His pastimes were playing the piano, keeping his academic library up to date and collecting ancient Near Eastern cylinder seals. He maintained with pride that his collection of seals was by some distance superior in quality to that of the British Museum. Before his death he arranged for its transfer to the British Museum as a bequest. Thus he enhanced the useum’s collections through an act of unusual generosity as well as through decades of remarkable scholarship. It was his noblest moment.

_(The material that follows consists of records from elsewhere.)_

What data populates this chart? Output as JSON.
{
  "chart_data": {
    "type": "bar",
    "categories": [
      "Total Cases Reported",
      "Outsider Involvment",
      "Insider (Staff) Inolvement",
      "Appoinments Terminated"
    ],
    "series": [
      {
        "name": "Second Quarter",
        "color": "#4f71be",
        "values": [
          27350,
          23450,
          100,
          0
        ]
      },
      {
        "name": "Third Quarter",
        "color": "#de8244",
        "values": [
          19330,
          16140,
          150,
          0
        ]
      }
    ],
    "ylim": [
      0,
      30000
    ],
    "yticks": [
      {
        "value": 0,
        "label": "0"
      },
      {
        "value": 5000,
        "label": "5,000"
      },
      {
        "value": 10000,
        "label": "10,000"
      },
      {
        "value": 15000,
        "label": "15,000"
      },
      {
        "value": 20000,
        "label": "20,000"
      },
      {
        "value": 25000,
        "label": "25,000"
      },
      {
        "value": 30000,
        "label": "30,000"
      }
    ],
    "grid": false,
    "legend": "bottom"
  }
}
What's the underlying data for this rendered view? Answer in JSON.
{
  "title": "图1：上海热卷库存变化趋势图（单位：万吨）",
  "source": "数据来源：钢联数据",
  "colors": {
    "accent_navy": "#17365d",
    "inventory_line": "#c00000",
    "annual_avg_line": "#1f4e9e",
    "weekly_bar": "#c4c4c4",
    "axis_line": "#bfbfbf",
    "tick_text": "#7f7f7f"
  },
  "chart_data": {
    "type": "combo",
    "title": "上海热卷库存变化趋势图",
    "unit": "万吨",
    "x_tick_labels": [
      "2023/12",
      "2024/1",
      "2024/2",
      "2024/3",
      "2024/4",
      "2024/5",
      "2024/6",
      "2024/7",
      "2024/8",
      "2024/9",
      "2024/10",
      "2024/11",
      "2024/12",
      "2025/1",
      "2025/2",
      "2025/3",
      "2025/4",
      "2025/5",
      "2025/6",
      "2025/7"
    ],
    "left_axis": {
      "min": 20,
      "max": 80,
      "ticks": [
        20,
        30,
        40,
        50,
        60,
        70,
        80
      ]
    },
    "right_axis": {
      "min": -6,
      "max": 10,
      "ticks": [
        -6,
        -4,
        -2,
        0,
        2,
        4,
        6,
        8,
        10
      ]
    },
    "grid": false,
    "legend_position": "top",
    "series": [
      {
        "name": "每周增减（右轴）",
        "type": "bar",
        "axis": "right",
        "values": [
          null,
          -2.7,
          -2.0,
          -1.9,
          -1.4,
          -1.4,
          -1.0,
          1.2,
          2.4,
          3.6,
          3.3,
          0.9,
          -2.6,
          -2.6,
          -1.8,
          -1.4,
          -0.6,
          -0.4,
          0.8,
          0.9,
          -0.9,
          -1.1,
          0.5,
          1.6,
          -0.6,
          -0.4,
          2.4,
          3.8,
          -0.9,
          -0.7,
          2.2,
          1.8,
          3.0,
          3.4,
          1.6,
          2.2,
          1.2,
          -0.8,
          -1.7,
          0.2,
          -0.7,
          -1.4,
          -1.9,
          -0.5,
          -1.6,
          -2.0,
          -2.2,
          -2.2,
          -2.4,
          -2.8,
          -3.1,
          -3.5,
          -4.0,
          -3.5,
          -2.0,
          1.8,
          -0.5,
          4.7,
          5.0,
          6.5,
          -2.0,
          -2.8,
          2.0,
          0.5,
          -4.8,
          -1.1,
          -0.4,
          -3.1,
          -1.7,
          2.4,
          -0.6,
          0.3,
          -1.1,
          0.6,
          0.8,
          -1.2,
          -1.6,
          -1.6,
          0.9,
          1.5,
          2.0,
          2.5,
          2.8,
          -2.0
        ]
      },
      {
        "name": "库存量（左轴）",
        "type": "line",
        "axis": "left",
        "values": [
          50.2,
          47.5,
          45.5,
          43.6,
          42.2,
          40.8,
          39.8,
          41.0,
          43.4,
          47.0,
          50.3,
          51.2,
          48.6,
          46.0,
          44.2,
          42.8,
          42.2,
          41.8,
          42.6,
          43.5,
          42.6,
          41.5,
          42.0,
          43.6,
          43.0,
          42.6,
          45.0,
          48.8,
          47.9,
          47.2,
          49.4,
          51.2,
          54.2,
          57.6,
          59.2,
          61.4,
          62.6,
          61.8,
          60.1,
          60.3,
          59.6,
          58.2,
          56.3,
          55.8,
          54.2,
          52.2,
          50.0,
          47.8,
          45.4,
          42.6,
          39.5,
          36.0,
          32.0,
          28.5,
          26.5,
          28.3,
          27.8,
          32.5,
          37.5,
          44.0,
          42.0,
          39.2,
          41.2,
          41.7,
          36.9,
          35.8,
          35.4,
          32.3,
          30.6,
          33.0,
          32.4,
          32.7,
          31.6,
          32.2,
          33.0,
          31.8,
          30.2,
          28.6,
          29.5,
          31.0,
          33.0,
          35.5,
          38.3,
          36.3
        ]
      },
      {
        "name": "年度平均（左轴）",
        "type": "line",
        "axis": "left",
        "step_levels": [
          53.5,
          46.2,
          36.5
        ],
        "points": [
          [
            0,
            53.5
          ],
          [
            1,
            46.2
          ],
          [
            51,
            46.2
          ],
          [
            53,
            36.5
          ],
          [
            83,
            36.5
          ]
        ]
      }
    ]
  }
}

W. G. Lambert died at the Queen Elizabeth Hospital in Birmingham on 9 November 2011. He was cremated on 25 November at Lodge Hill Cemetery after a service of thanksgiving at West Birmingham Christadelphian Hall in Quinton. He left most of his academic library to his alma mater, Christ’s College, Cambridge. The books are now housed in the Haddon Library of the University’s Department of Archaeology and Anthropology. The residue of his estate he bequeathed to the Christadelphian Care Homes, a charity that had cared for his sister and many of his friends in their old age.